On Monday the European Union announced new sanctions on Pyongyang for developing nuclear weapons and ballistic missiles, while Russian President Vladimir Putin said his country was curtailing economic, scientific and other ties with North Korea in line with existing sanctions.
US Secretary of State Rex Tillerson said on Sunday that diplomatic efforts aimed at resolving the North Korean crisis "will continue until the first bomb drops."
His commitment to diplomacy came despite Mr Trump's tweeting several weeks ago his chief envoy was "wasting his time" trying to negotiate with North Korean leader Kim Jong-un, whom he derisively referred to as "Little Rocket Man".
North Korea's deputy UN ambassador called his country's nuclear and missile arsenal "a precious strategic asset that cannot be reversed or bartered for anything."
"Unless the hostile policy and the nuclear threat of the US is thoroughly eradicated, we will never put our nuclear weapons and ballistic rockets on the negotiating table under any circumstances," Mr Kim said.
He told the disarmament committee North Korea had hoped for a nuclear-free world.

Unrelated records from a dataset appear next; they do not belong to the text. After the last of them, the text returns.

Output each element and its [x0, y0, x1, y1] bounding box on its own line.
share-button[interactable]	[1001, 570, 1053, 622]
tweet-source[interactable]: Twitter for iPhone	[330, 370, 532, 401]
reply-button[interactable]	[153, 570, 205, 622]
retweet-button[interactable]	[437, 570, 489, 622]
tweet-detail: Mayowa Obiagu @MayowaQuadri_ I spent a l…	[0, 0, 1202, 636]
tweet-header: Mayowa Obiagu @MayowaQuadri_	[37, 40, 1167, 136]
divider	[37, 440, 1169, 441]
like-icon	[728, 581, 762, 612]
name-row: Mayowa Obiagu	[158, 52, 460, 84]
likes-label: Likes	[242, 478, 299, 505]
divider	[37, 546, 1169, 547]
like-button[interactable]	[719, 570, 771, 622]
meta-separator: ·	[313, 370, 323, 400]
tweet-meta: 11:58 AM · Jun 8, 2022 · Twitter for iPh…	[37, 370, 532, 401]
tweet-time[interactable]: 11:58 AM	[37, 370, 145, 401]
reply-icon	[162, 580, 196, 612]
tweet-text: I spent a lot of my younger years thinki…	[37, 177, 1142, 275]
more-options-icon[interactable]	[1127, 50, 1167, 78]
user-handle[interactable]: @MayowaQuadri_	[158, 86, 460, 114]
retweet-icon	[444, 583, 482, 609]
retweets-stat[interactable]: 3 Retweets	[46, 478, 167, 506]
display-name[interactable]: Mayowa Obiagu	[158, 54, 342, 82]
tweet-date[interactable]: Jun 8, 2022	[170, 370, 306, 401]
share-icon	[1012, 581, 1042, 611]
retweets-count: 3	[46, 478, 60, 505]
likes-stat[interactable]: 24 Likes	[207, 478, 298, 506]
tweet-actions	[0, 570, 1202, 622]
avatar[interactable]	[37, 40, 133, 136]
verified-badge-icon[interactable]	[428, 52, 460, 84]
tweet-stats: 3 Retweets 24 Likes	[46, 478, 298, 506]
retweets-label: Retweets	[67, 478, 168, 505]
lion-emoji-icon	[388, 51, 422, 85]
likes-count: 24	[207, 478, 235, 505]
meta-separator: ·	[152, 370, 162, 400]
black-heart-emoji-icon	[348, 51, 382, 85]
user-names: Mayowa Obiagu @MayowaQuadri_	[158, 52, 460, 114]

Instead, Kim said, all nuclear states were accelerating the modernisation of their weapons and "reviving a nuclear arms race reminiscent of the Cold War era".
He noted that the nuclear weapon states, including the US, boycotted negotiations for the Treaty on the Prohibition of Nuclear Weapons that was approved in July by 122 countries at the UN.
"[North Korea] consistently supports the total elimination of nuclear weapons and the efforts for denuclearisation of the entire world," he said, but added his country was "not in a position to accede to the treaty" as long as the US "constantly threatens and blackmails" Pyongyang.
On Tuesday, the US said it was not ruling out the possibility of "direct talks" with North Korea to resolve the crisis.
Deputy Secretary of State John J. Sullivan had the comments after a briefing with Japanese counterpart Shinsuke Sugiyama.